Bad? BAD?! They were absolutely catastrophic!!! Losing Wales for the first time ever, 15.3% of the vote – this is so far beyond “bad”. Clearly Labour need to pull themselves together but, as Lord Falconer said yesterday, it is highly unlikely that Brown is capable of achieving this.
A metaphor well known to drinkers is ‘bottom of the barrel’ – surely this is Brown’s bottom of the barrel moment?
It really is time he stopped supping.
A better drinking analogy would be ‘slops’.
If you don’t, all the focus will be on our internal problems and not on the policies we are implementing and we are proposing.
Good. The electorate could not really have made it much clearer that they do not want Labour policies to be proposed or implemented any more.
“shame that their support swung to the BNP though”
It didn’t. The same idiots who voted BNP last time voted BNP this time (absolute BNP vote was down); rather, the people who voted Labour last time stayed home this time.
“The electorate could not really have made it much clearer that they do not want Labour policies to be proposed or implemented any more.”

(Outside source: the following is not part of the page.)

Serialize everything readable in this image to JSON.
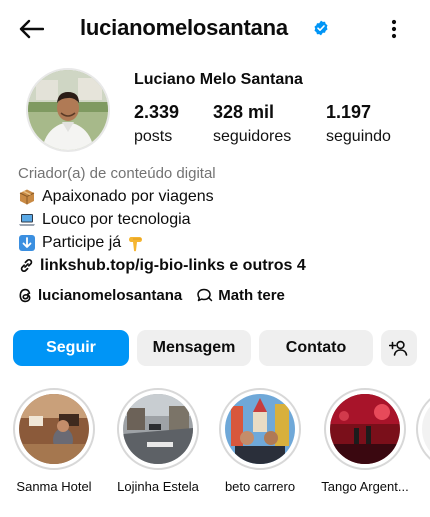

That’s obviously bollocks – a poor election result doesn’t tell you the split between “we don’t like your policies”, “we think you’re an awful bunch of crooks, even though we don’t mind your policies”, and “we’re just terribly bored with the whole shower of politicos of all hues”.
I’ll put a small bet, the Tories will walk the next election, then people can say ah no that means nothing. it was not us it was them.
Well since the Labour share fell sharply while Tory and LD shares held up, I’m not sure how #9 is wrong?
That’s obviously bollocks -
It wasn’t a “poor” result for Labour; it was an unmitigated disaster. It was appalling. Its nearest precedent was pre-war. And I mean the 1914-18 war….
Taking your three options, the last is disproved by #13 above, who has posted my exact thoughts. The first two both boil down to not wanting Labour to be proposing or implementiong their policies any more.